Putin fired back that the claims remained "unsubstantiated accusations based on nothing against the Russian side".
In an interview with the RTVI television network on Monday, Foreign Minister Sergei Lavrov accused the West of going "beyond all the limits of decency and reasonableness".
"Our Western partners look at us arrogantly, but we too have the right to doubt their claims of professionalism," he said.
Although Germany was still waiting for the outcome of a separate evaluation by the OPCW global chemical weapons watchdog, Seibert said it was renewing the call for Russia to make a "declaration on the events".
"We are in close contact with our European partners about further steps," he added.
Asa Scott, head of division for CBRN defence and security at Sweden's Defence Research Agency, confirmed to AFP its lab in Umea in the north of the country had found Novichok in the sample and presumed it came from Russia.
"I find it unlikely that any other nation that is party to the Chemical Weapons Convention would have it," Scott said.
As the pressure on Moscow built, the German hospital treating Navalny said his condition continued to improve.
"The patient has been successfully removed from mechanical ventilation," Berlin's Charite hospital said. "He is currently undergoing mobilisation and is able to leave his bed for short periods of time."
The 44-year-old anti-corruption campaigner became ill in Siberia last month and was hospitalised there before being flown to Berlin.

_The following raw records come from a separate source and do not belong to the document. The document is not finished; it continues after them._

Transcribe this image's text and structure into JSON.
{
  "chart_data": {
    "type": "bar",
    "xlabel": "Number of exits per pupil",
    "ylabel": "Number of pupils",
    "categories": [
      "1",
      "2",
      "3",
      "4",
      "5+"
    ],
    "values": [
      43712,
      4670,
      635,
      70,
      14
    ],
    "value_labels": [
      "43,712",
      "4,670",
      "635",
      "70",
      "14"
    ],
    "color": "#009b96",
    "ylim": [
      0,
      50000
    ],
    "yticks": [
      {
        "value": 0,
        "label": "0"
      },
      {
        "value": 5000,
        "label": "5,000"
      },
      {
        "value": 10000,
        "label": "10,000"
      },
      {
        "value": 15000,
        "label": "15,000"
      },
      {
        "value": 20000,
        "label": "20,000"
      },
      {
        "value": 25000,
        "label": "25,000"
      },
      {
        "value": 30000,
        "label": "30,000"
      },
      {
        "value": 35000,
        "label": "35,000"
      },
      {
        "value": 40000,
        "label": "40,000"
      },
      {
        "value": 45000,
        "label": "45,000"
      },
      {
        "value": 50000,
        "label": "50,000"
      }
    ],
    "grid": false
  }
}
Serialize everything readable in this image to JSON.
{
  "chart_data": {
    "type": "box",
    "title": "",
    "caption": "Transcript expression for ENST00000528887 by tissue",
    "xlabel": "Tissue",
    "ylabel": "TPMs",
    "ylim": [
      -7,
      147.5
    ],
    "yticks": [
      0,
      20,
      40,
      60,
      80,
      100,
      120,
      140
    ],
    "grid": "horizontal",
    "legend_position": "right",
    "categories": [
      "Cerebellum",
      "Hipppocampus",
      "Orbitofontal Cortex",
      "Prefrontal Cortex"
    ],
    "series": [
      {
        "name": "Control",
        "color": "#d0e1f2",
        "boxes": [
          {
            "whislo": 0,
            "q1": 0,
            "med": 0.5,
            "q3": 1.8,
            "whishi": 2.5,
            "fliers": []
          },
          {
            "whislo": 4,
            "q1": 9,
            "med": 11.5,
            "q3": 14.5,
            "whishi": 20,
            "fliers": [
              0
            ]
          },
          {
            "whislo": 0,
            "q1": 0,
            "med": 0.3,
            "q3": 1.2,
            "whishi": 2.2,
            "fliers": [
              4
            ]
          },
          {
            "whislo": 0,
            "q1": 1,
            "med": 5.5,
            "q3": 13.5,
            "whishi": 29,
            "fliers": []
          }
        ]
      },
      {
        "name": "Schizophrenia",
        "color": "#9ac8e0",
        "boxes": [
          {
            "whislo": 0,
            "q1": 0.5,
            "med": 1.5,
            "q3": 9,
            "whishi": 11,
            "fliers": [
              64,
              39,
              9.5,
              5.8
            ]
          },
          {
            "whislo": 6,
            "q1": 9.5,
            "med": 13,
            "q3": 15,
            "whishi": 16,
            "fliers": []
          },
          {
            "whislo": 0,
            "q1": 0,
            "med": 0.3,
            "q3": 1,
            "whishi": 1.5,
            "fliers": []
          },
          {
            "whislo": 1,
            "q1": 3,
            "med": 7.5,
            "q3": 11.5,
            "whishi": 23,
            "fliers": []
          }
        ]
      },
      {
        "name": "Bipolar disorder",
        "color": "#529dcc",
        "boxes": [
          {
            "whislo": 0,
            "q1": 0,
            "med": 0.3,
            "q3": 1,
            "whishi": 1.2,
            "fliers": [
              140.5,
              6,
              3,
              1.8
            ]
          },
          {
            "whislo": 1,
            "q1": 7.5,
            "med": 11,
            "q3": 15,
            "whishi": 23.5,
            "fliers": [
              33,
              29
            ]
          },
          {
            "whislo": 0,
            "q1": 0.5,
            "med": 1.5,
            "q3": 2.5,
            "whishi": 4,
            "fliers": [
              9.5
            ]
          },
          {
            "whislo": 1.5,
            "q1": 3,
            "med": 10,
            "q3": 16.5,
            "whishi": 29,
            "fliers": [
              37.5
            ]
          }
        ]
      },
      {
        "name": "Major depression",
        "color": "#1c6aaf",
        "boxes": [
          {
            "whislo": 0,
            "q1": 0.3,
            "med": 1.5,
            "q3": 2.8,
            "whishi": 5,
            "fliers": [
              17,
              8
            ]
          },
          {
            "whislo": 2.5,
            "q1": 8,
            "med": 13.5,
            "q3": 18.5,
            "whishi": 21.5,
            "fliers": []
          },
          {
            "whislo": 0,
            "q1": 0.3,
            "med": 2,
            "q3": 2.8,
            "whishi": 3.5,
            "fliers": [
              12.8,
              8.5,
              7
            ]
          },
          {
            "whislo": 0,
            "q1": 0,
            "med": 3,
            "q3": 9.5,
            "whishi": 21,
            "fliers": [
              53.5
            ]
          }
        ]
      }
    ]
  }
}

Germany said there was "unequivocal evidence" he was poisoned with Novichok but Russia angrily dismissed the findings, saying its doctors found no trace of poison.
Western politicians have insisted the incident appears likely to have been state-ordered. The Kremlin has denounced attempts to blame the Russian state as "absurd".
Despite international calls for Russia to carry out a transparent investigation or risk sanctions, it has not opened a criminal probe.
Kremlin spokesman Dmitry Peskov insisted Russia "de facto" is probing the incident but cannot open a criminal case "on the basis of tests by the German side, especially when carried out in German military labs".
Russia wants to question Navalny at his Berlin hospital, with Siberian transport police, who have been retracing his movements, saying Friday that Russia would be preparing a request for officers and an "expert" to shadow German investigators.
Navalny had been in Siberia to campaign ahead of elections held on Sunday.
Early results showed two of his allies won local parliament seats in the city of Tomsk where he fell ill.
The polls came a year ahead of parliamentary elections and were seen as a test for the Kremlin, as the ruling party faces sinking popularity and simmering public anger over economic woes.
Meanwhile the Navalny case has heightened tensions between Russia and the West, and sharpened calls for Germany to abandon the nearly-completed Nord Stream 2 gas pipeline project.
Critics say the multi-billion-euro infrastructure undertaking beneath the Baltic Sea that is set to double Russian natural gas shipments to Germany, would increase dependency on Russia.
Merkel said last week she would not rule out possible consequences for the pipeline.